Breves comentários sobre as questões de História Mundial e História do Brasil na prova objetiva da 1ª fase do CACD 2019, o TPS 2019.
Veja aqui a prova aplicada no último domingo 08/09/2019 e aqui o gabarito oficial preliminar divulgado pelo incrível e maravilhoso Iades.
História Mundial no TPS 2019
Para História Mundial minha bússola é sempre o prof. Filipe Figueiredo, que publicou no blog do seu podcast Xadrez Verbal os comentários dele a respeito de todos os itens de HM na prova de 2019, com as sugestões de recursos. Minha contribuição nesse caso é quase nula. Penso que a prova fez algumas escolhas questionáveis sobre o que eleger como temas mais relevantes numa seleção para diplomatas, mas foi coerente e muito competente diante das escolhas que fez. Não vi muito motivo para recursos não. Sobre o item mais polêmico do meu “feed” de mensagens de alunos no WhatsApp, nesse momento, tenho uma brevíssima observação. É o item do Concerto Europeu, em que me parece que é sim possível contestar o gabarito e sustentar que sim, a ordem continental criada após as guerras napoleônicas fundamentou-se em cálculo realista E que isso aconteceu APESAR dos sistemas políticos e valores dos Estados que forjaram essa ordem. Trecho do HRIC, um entre muitos, para ajudar nisso (Sombra Saraiva (org.), História das Relações Internacionais Contemporâneas, p. 51):
“A divisão da Europa em potências reacionárias (…) e potências liberais e constitucionais (…) oferece pouca explicação para as relações internacionais oriundas do Congresso de Viena. Se a Grã-Bretanha, por razões econômicas, apoiou e exigiu o reconhecimento das independências latino-americanas, por razões estratégicas, recusou-se a ir ao socorro dos movimentos liberais e constitucionais que iriam despertar na Europa, na primeira metade do século XIX. (…)”
Amado Cervo
Em outras palavras, o trecho acima afirma que a Inglaterra era monarquia liberal e constitucional, como é sabido. Mas, A DESPEITO disso, apoiou o princípio das intervenções em nome do equilíbrio de poder no continente, com base num cálculo realista.

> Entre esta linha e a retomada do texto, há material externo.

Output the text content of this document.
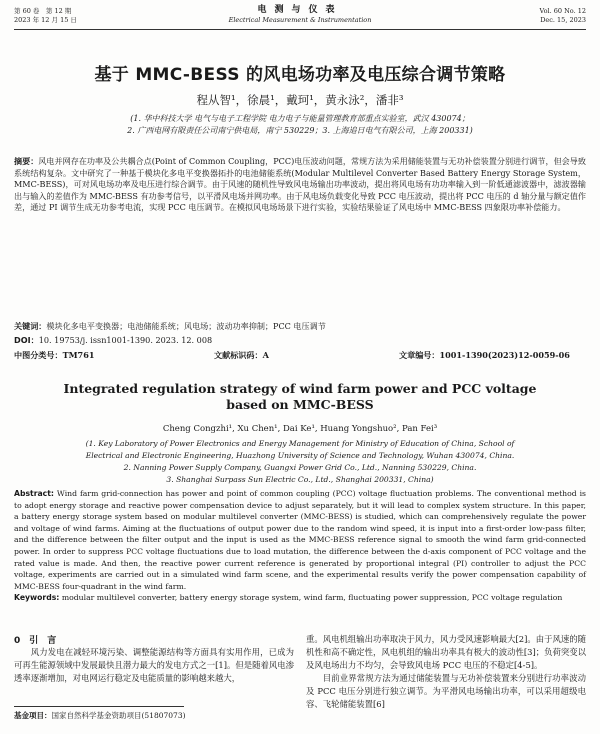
第 60 卷　第 12 期
2023 年 12 月 15 日
电测与仪表
Electrical Measurement & Instrumentation
Vol. 60 No. 12
Dec. 15, 2023
基于 MMC-BESS 的风电场功率及电压综合调节策略
程从智¹，徐晨¹，戴珂¹，黄永泳²，潘非³
(1. 华中科技大学 电气与电子工程学院 电力电子与能量管理教育部重点实验室，武汉 430074；
2. 广西电网有限责任公司南宁供电局，南宁 530229；3. 上海追日电气有限公司，上海 200331)
摘要：风电并网存在功率及公共耦合点(Point of Common Coupling，PCC)电压波动问题，常规方法为采用储能装置与无功补偿装置分别进行调节，但会导致系统结构复杂。文中研究了一种基于模块化多电平变换器拓扑的电池储能系统(Modular Multilevel Converter Based Battery Energy Storage System，MMC-BESS)，可对风电场功率及电压进行综合调节。由于风速的随机性导致风电场输出功率波动，提出将风电场有功功率输入到一阶低通滤波器中，滤波器输出与输入的差值作为 MMC-BESS 有功参考信号，以平滑风电场并网功率。由于风电场负载变化导致 PCC 电压波动，提出将 PCC 电压的 d 轴分量与额定值作差，通过 PI 调节生成无功参考电流，实现 PCC 电压调节。在模拟风电场场景下进行实验，实验结果验证了风电场中 MMC-BESS 四象限功率补偿能力。
关键词：模块化多电平变换器；电池储能系统；风电场；波动功率抑制；PCC 电压调节
DOI：10. 19753/j. issn1001-1390. 2023. 12. 008
中图分类号：TM761	文献标识码：A	文章编号：1001-1390(2023)12-0059-06
Integrated regulation strategy of wind farm power and PCC voltage
based on MMC-BESS
Cheng Congzhi¹, Xu Chen¹, Dai Ke¹, Huang Yongshuo², Pan Fei³
(1. Key Laboratory of Power Electronics and Energy Management for Ministry of Education of China, School of
Electrical and Electronic Engineering, Huazhong University of Science and Technology, Wuhan 430074, China.
2. Nanning Power Supply Company, Guangxi Power Grid Co., Ltd., Nanning 530229, China.
3. Shanghai Surpass Sun Electric Co., Ltd., Shanghai 200331, China)
Abstract: Wind farm grid-connection has power and point of common coupling (PCC) voltage fluctuation problems. The conventional method is to adopt energy storage and reactive power compensation device to adjust separately, but it will lead to complex system structure. In this paper, a battery energy storage system based on modular multilevel converter (MMC-BESS) is studied, which can comprehensively regulate the power and voltage of wind farms. Aiming at the fluctuations of output power due to the random wind speed, it is input into a first-order low-pass filter, and the difference between the filter output and the input is used as the MMC-BESS reference signal to smooth the wind farm grid-connected power. In order to suppress PCC voltage fluctuations due to load mutation, the difference between the d-axis component of PCC voltage and the rated value is made. And then, the reactive power current reference is generated by proportional integral (PI) controller to adjust the PCC voltage, experiments are carried out in a simulated wind farm scene, and the experimental results verify the power compensation capability of MMC-BESS four-quadrant in the wind farm.
Keywords: modular multilevel converter, battery energy storage system, wind farm, fluctuating power suppression, PCC voltage regulation
0　引　言

风力发电在减轻环境污染、调整能源结构等方面具有实用作用，已成为可再生能源领域中发展最快且潜力最大的发电方式之一[1]。但是随着风电渗透率逐渐增加，对电网运行稳定及电能质量的影响越来越大，

重。风电机组输出功率取决于风力，风力受风速影响最大[2]。由于风速的随机性和高不确定性，风电机组的输出功率具有极大的波动性[3]；负荷突变以及风电场出力不均匀，会导致风电场 PCC 电压的不稳定[4-5]。

目前业界常规方法为通过储能装置与无功补偿装置来分别进行功率波动及 PCC 电压分别进行独立调节。为平滑风电场输出功率，可以采用超级电容、飞轮储能装置[6]

基金项目：国家自然科学基金资助项目(51807073)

Outros trechos de muitas outras obras também serviriam para fundamentar esse recurso. E, claro, o gabarito da banca encontraria sustentação em parte da literatura. Não trata-se de questão factual, portanto depende de interpretação.
História do Brasil no TPS 2019
A prova objetiva de História do Brasil no TPS 2019 foi exemplar, top 3 da história do CACD. A banca “foi às compras”: estudou os TPS de anos anteriores e pegou o que de melhor havia na história das questões de História do Brasil do CACD — e não apenas nas questões objetivas. Uma lindeza.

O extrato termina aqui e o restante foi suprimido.